Something else I have learned to greatly appreciate is the added detail/setting that Luke often provides with parables.  Interesting and helpful, too, are his specific additions that clarify people, conditions, outcomes.  And, of course, I am grateful to see and take in just how much of Luke is about the weak and wounded who are most definitely welcomed and tended to by Jesus.

I would also like to say that Michael Card has taught me ever so much about the Pharisees and Scribes and Sadducees, both correcting misconceptions and breaking through preconceptions.  I mean, not all Judaism was alike then.  It was fractured into fractious factions.  It is important to understand that the law had become those 600+ laws that burdened consciousness and distorted the message of God.  But it is equally important to understand that the focus on studying and parsing the word is what helped Judaism survive the cataclysmic destruction of both the temple and a religious life based on sacrifices.
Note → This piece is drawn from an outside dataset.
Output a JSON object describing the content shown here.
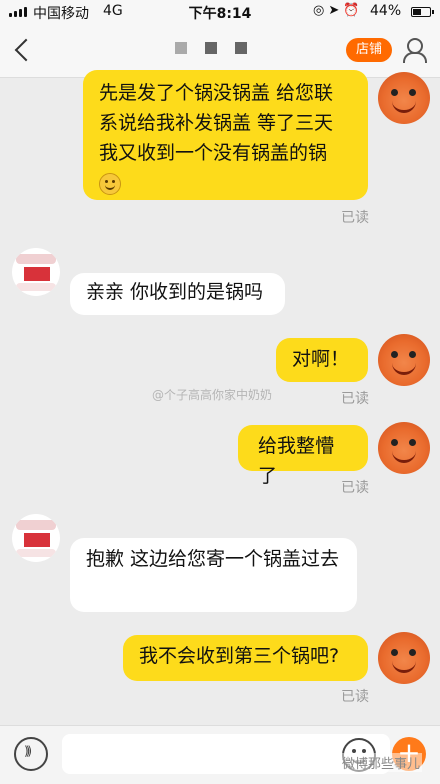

And then there is the blunt reality that we are all far more Pharisaic than we would like to admit.

Consider this partial bit from the commentary on Luke 18:9-17:

Two men are going to the temple for prayer.  The first is, in fact, a Pharisee; the other is one of the tax collectors who are so despised by the people.  This tax collector despises himself as well.

The Pharisee stands proud and erect, praying about himself.  He thanks God that he is not like the tax collector with whom he entered the temple.  He provides a short list of his meticulous observances, assuming God will be as impressed with him as he is with himself.  He does not really seem to need God at all.  Even his coming to the temple feels a bit perfunctory.

Before we move on, let's stop and realize that as different as he might seem from you and me, the odds are the Pharisee is the person most of us should probably identify with in this parable.  We can probably camouflage our self-righteousness better, but every day we look around and thank God that we are not like some of the people we meet.  And we all make our little lists, hoping to impress.

The tax collector keeps well back.  His self-loathing can been seen in his body-language.  His eyes are lowered, and he repeatedly pounds his chest.  His prayer is for mercy, but the Greek word Luke uses reflects a desire for atonement.  Darrel Bock, in his marvelous commentary, translates it "mercy through atoning forgiveness."  He seems to intuit that a sacrifice is demanded for his sin and that he cannot hope to offer it himself.  It is a cry for hesed.  Jesus says that he goes home justified.

All those folk who like to live their lives by the WWJD creed really ought to switch to WWTCD.  Or WWLD.  Or WWCWD.  We cannot model our lives after Jesus because we are not the Son of God, but we can follow the example of the tax collector and the leper, of the Canaanite woman ... and of all those who spoke the perfect prayer.

One final note, another heading to pique your interest:  One Broken Link.  That's for a passage in Luke 18.  Can you figure out which one and why?

I have more thoughts about Luke 19, 20, and 21 and the commentary thereof.  But it is late and already I have waxed loquaciously about the commentary I am reading tonight.  Amos is wearing of the laptop taking his rightful place on my person.  And, to be honest, with all the reading and re-reading I've done today, I would like to sit and ponder a bit more, holding my snoring fluff ball.